In a historical building that once housed a printing press, the smell of ink and newspaper has been replaced with the enticing aromas of Italian food. Zuppa Restaurant & Lounge's executive chef, Pasquale Dedi, oversees a refined menu of small plates, pizzas, and seasonal entrees made from traditional recipes with a modern twist and the freshest ingredients available. Pastas, such as the signature wide pappardelle with veal bolognese and mint, are all made in-house with the TLC of a loving nonna, and many of the main-course meats come from organic or wild sources.
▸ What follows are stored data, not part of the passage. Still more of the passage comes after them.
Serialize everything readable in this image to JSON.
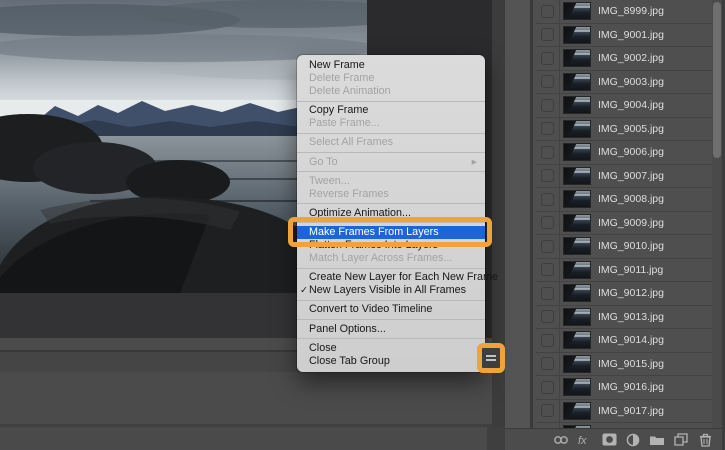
{
  "colors": {
    "annotation_orange": "#f0a23b",
    "menu_highlight_blue": "#1c64d8"
  },
  "timeline_menu": {
    "items": [
      {
        "type": "item",
        "label": "New Frame",
        "enabled": true
      },
      {
        "type": "item",
        "label": "Delete Frame",
        "enabled": false
      },
      {
        "type": "item",
        "label": "Delete Animation",
        "enabled": false
      },
      {
        "type": "separator"
      },
      {
        "type": "item",
        "label": "Copy Frame",
        "enabled": true
      },
      {
        "type": "item",
        "label": "Paste Frame...",
        "enabled": false
      },
      {
        "type": "separator"
      },
      {
        "type": "item",
        "label": "Select All Frames",
        "enabled": false
      },
      {
        "type": "separator"
      },
      {
        "type": "item",
        "label": "Go To",
        "enabled": false,
        "submenu": true
      },
      {
        "type": "separator"
      },
      {
        "type": "item",
        "label": "Tween...",
        "enabled": false
      },
      {
        "type": "item",
        "label": "Reverse Frames",
        "enabled": false
      },
      {
        "type": "separator"
      },
      {
        "type": "item",
        "label": "Optimize Animation...",
        "enabled": true
      },
      {
        "type": "separator"
      },
      {
        "type": "item",
        "label": "Make Frames From Layers",
        "enabled": true,
        "highlighted": true,
        "annotated": true
      },
      {
        "type": "item",
        "label": "Flatten Frames Into Layers",
        "enabled": true
      },
      {
        "type": "item",
        "label": "Match Layer Across Frames...",
        "enabled": false
      },
      {
        "type": "separator"
      },
      {
        "type": "item",
        "label": "Create New Layer for Each New Frame",
        "enabled": true
      },
      {
        "type": "item",
        "label": "New Layers Visible in All Frames",
        "enabled": true,
        "checked": true
      },
      {
        "type": "separator"
      },
      {
        "type": "item",
        "label": "Convert to Video Timeline",
        "enabled": true
      },
      {
        "type": "separator"
      },
      {
        "type": "item",
        "label": "Panel Options...",
        "enabled": true
      },
      {
        "type": "separator"
      },
      {
        "type": "item",
        "label": "Close",
        "enabled": true
      },
      {
        "type": "item",
        "label": "Close Tab Group",
        "enabled": true
      }
    ]
  },
  "timeline_panel": {
    "menu_button_icon": "panel-menu-icon",
    "menu_button_annotated": true
  },
  "layers_panel": {
    "layers": [
      {
        "name": "IMG_8999.jpg",
        "visible": false
      },
      {
        "name": "IMG_9001.jpg",
        "visible": false
      },
      {
        "name": "IMG_9002.jpg",
        "visible": false
      },
      {
        "name": "IMG_9003.jpg",
        "visible": false
      },
      {
        "name": "IMG_9004.jpg",
        "visible": false
      },
      {
        "name": "IMG_9005.jpg",
        "visible": false
      },
      {
        "name": "IMG_9006.jpg",
        "visible": false
      },
      {
        "name": "IMG_9007.jpg",
        "visible": false
      },
      {
        "name": "IMG_9008.jpg",
        "visible": false
      },
      {
        "name": "IMG_9009.jpg",
        "visible": false
      },
      {
        "name": "IMG_9010.jpg",
        "visible": false
      },
      {
        "name": "IMG_9011.jpg",
        "visible": false
      },
      {
        "name": "IMG_9012.jpg",
        "visible": false
      },
      {
        "name": "IMG_9013.jpg",
        "visible": false
      },
      {
        "name": "IMG_9014.jpg",
        "visible": false
      },
      {
        "name": "IMG_9015.jpg",
        "visible": false
      },
      {
        "name": "IMG_9016.jpg",
        "visible": false
      },
      {
        "name": "IMG_9017.jpg",
        "visible": false
      }
    ],
    "has_partial_row": true,
    "bottom_toolbar_icons": [
      "link-icon",
      "fx-icon",
      "layer-mask-icon",
      "adjustment-layer-icon",
      "group-folder-icon",
      "new-layer-icon",
      "delete-layer-icon"
    ]
  }
}
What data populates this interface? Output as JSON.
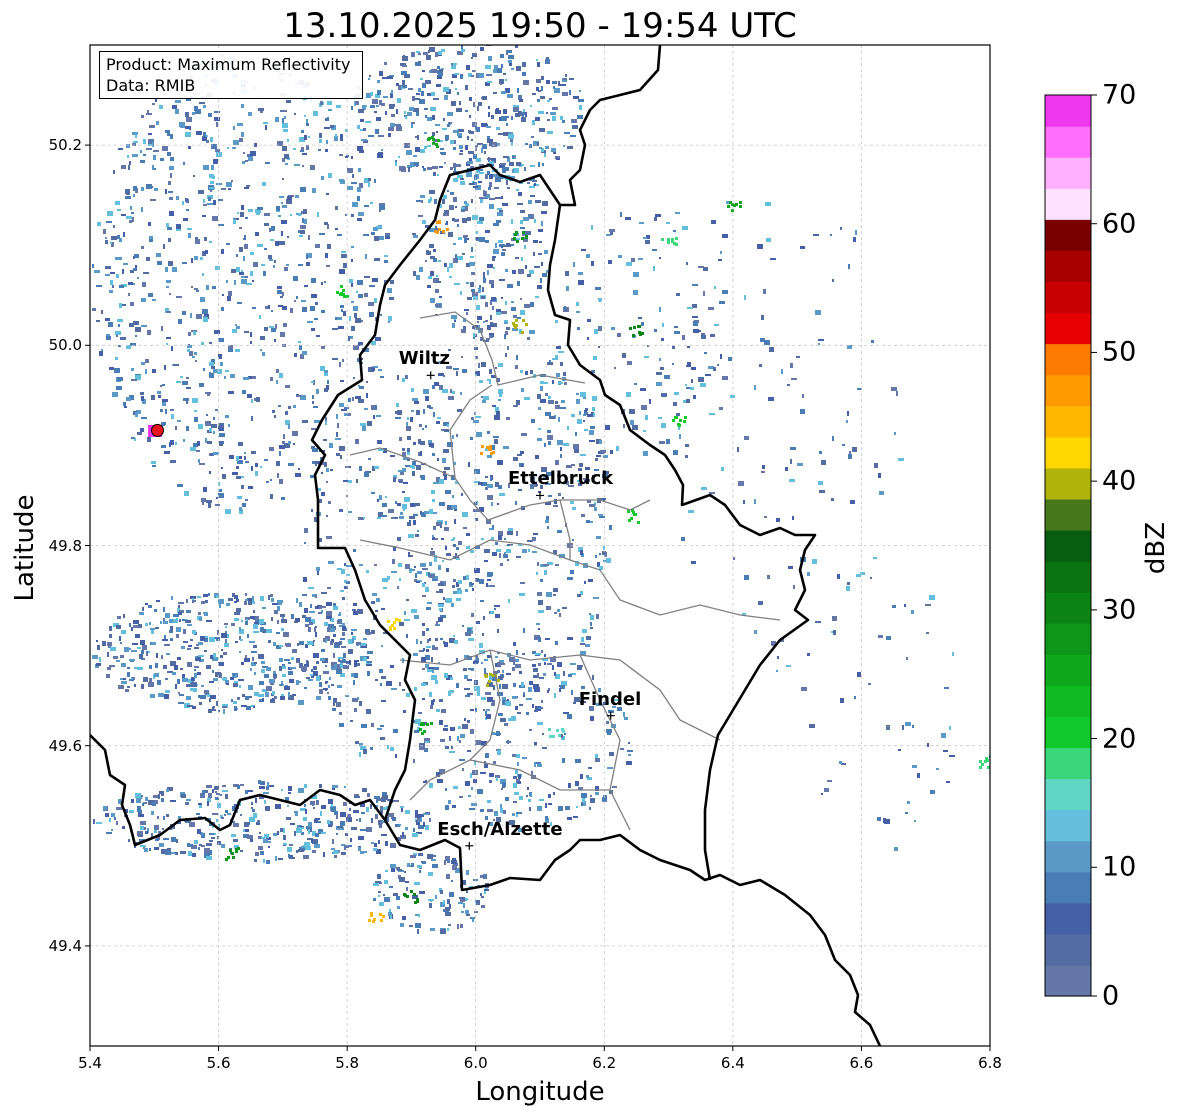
{
  "title": "13.10.2025 19:50 - 19:54 UTC",
  "info": {
    "product_line": "Product: Maximum Reflectivity",
    "data_line": "Data: RMIB"
  },
  "axes": {
    "xlabel": "Longitude",
    "ylabel": "Latitude",
    "xlim": [
      5.4,
      6.8
    ],
    "ylim": [
      49.3,
      50.3
    ],
    "xticks": [
      "5.4",
      "5.6",
      "5.8",
      "6.0",
      "6.2",
      "6.4",
      "6.6",
      "6.8"
    ],
    "yticks": [
      "49.4",
      "49.6",
      "49.8",
      "50.0",
      "50.2"
    ],
    "grid": true
  },
  "colorbar": {
    "label": "dBZ",
    "range": [
      0,
      70
    ],
    "ticks": [
      "0",
      "10",
      "20",
      "30",
      "40",
      "50",
      "60",
      "70"
    ],
    "colors": [
      "#6576a8",
      "#536da3",
      "#4560a7",
      "#4a7db4",
      "#5b9ac7",
      "#64bfdc",
      "#5fd6c6",
      "#3cd67a",
      "#12c92b",
      "#10ba22",
      "#0fa81c",
      "#0d9618",
      "#0b8415",
      "#097312",
      "#065e0e",
      "#44781a",
      "#b0b40a",
      "#ffd700",
      "#ffb800",
      "#ff9a00",
      "#ff7a00",
      "#e60000",
      "#c80000",
      "#a80000",
      "#7a0000",
      "#ffe0ff",
      "#ffb0ff",
      "#ff6eff",
      "#ee37ee"
    ]
  },
  "cities": [
    {
      "name": "Wiltz",
      "lon": 5.93,
      "lat": 49.97
    },
    {
      "name": "Ettelbruck",
      "lon": 6.1,
      "lat": 49.85
    },
    {
      "name": "Findel",
      "lon": 6.21,
      "lat": 49.63
    },
    {
      "name": "Esch/Alzette",
      "lon": 5.99,
      "lat": 49.5
    }
  ],
  "radar_site": {
    "lon": 5.505,
    "lat": 49.915
  },
  "colors": {
    "border": "#000000",
    "cantons": "#808080",
    "grid": "#c8c8c8",
    "radar_marker": "#e8141e"
  }
}
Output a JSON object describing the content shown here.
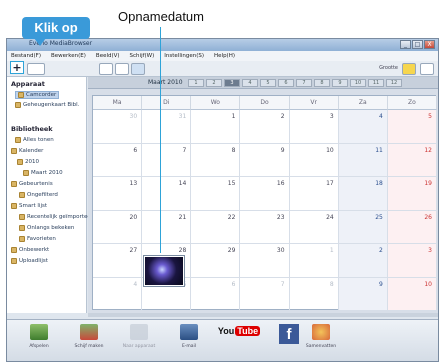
{
  "annotations": {
    "click_label": "Klik op",
    "date_label": "Opnamedatum"
  },
  "window": {
    "title": "Everio MediaBrowser",
    "buttons": [
      "_",
      "□",
      "X"
    ]
  },
  "menu": [
    "Bestand(F)",
    "Bewerken(E)",
    "Beeld(V)",
    "Schijf(W)",
    "Instellingen(S)",
    "Help(H)"
  ],
  "toolbar": {
    "add_symbol": "+",
    "size_label": "Grootte"
  },
  "sidebar": {
    "header_device": "Apparaat",
    "device_items": [
      "Camcorder",
      "Geheugenkaart Bibl."
    ],
    "header_library": "Bibliotheek",
    "library_items": [
      "Alles tonen",
      "Kalender",
      "2010",
      "Maart 2010",
      "Gebeurtenis",
      "Ongefilterd",
      "Smart lijst",
      "Recentelijk geïmporteerd",
      "Onlangs bekeken",
      "Favorieten",
      "Onbewerkt",
      "Uploadlijst"
    ]
  },
  "calendar": {
    "month_title": "Maart 2010",
    "months": [
      "1",
      "2",
      "3",
      "4",
      "5",
      "6",
      "7",
      "8",
      "9",
      "10",
      "11",
      "12"
    ],
    "selected_month": "3",
    "days": [
      "Ma",
      "Di",
      "Wo",
      "Do",
      "Vr",
      "Za",
      "Zo"
    ],
    "weeks": [
      [
        "30",
        "31",
        "1",
        "2",
        "3",
        "4",
        "5"
      ],
      [
        "6",
        "7",
        "8",
        "9",
        "10",
        "11",
        "12"
      ],
      [
        "13",
        "14",
        "15",
        "16",
        "17",
        "18",
        "19"
      ],
      [
        "20",
        "21",
        "22",
        "23",
        "24",
        "25",
        "26"
      ],
      [
        "27",
        "28",
        "29",
        "30",
        "1",
        "2",
        "3"
      ],
      [
        "4",
        "5",
        "6",
        "7",
        "8",
        "9",
        "10"
      ]
    ]
  },
  "bottom": [
    {
      "label": "Afspelen",
      "icon": "play-icon"
    },
    {
      "label": "Schijf maken",
      "icon": "disc-create-icon"
    },
    {
      "label": "Naar apparaat",
      "icon": "device-export-icon"
    },
    {
      "label": "E-mail",
      "icon": "email-icon"
    },
    {
      "label": "YouTube",
      "icon": "youtube-icon"
    },
    {
      "label": "Facebook",
      "icon": "facebook-icon"
    },
    {
      "label": "Samenvatten",
      "icon": "summary-icon"
    }
  ]
}
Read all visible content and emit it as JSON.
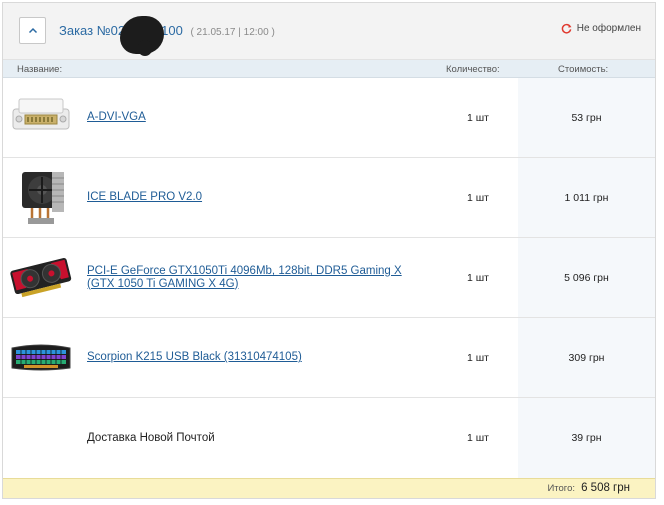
{
  "order": {
    "title_prefix": "Заказ №02",
    "title_suffix": "100",
    "date": "( 21.05.17 | 12:00 )",
    "status": "Не оформлен"
  },
  "columns": {
    "name": "Название:",
    "quantity": "Количество:",
    "price": "Стоимость:"
  },
  "items": [
    {
      "name": "A-DVI-VGA",
      "qty": "1 шт",
      "price": "53 грн",
      "image": "dvi-vga-adapter",
      "link": true
    },
    {
      "name": "ICE BLADE PRO V2.0",
      "qty": "1 шт",
      "price": "1 011 грн",
      "image": "cpu-cooler",
      "link": true
    },
    {
      "name": "PCI-E GeForce GTX1050Ti 4096Mb, 128bit, DDR5 Gaming X (GTX 1050 Ti GAMING X 4G)",
      "qty": "1 шт",
      "price": "5 096 грн",
      "image": "graphics-card",
      "link": true
    },
    {
      "name": "Scorpion K215 USB Black (31310474105)",
      "qty": "1 шт",
      "price": "309 грн",
      "image": "keyboard",
      "link": true
    },
    {
      "name": "Доставка Новой Почтой",
      "qty": "1 шт",
      "price": "39 грн",
      "image": "",
      "link": false
    }
  ],
  "total": {
    "label": "Итого:",
    "value": "6 508 грн"
  },
  "colors": {
    "link": "#1f5c96",
    "status_icon": "#e03a2f",
    "total_bg": "#fbf3c2",
    "header_bg": "#f3f3f3",
    "column_head_bg": "#e6eef4"
  }
}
Located in Yonkers's downtown waterfront district, Zuppa's warm, modern decor and sophisticated use of a former industrial space creates the ideal dining atmosphere. There are three dining areas here—the bar, the main dining room, and the private wine cellar. Each offers an intimate eating experience facilitated by helpful servers, knowledgeable sommeliers, and ghosts of the mythological Print Age.
From the Press
The New York Times described the restaurant as "a dining and drinking spot with sophisticated Manhattan style and Westchester spaciousness," and dubbed it "a standout beauty."
Zagat gave Zuppa a rating of 21, praising the eatery for its creative dishes and knowledgeable staff and noting that it's "not your typical red-sauce joint."
Westchester magazine named the Italian eatery one of the Best of the Decade, lauding its owner, Robert Leggio, "for recognizing Yonkers’s up-and-coming potential early, and being one of the first institutions to pioneer its revitalizing waterfront."
A Welcoming Wine List
When first perusing Zuppa Restaurant & Lounge's 19-page list of libations, diners may be intimidated by the eatery's wine inventory. The wine list, however, is just as accessible as it is extensive. Here are a few tips for navigating the menu.
Listed by the glass, then the bottle—each of which is each divided into whites and reds—each Italian-heavy category runs from light-bodied to heavy-bodied.
If you want to try a new style, check out the recommendations for similar alternatives to cabernet, chardonnay, and merlot.
Wine connoisseurs should be sure to check out the restaurant's reserve list of boutique wines. The 2001 Dominus—a blend of cabernet sauvignon, cabernet franc, petit verdot, and merlot grown in Napa Valley—and Solaia Toscana Rosso, a red blend with berry and spice notes, are among them.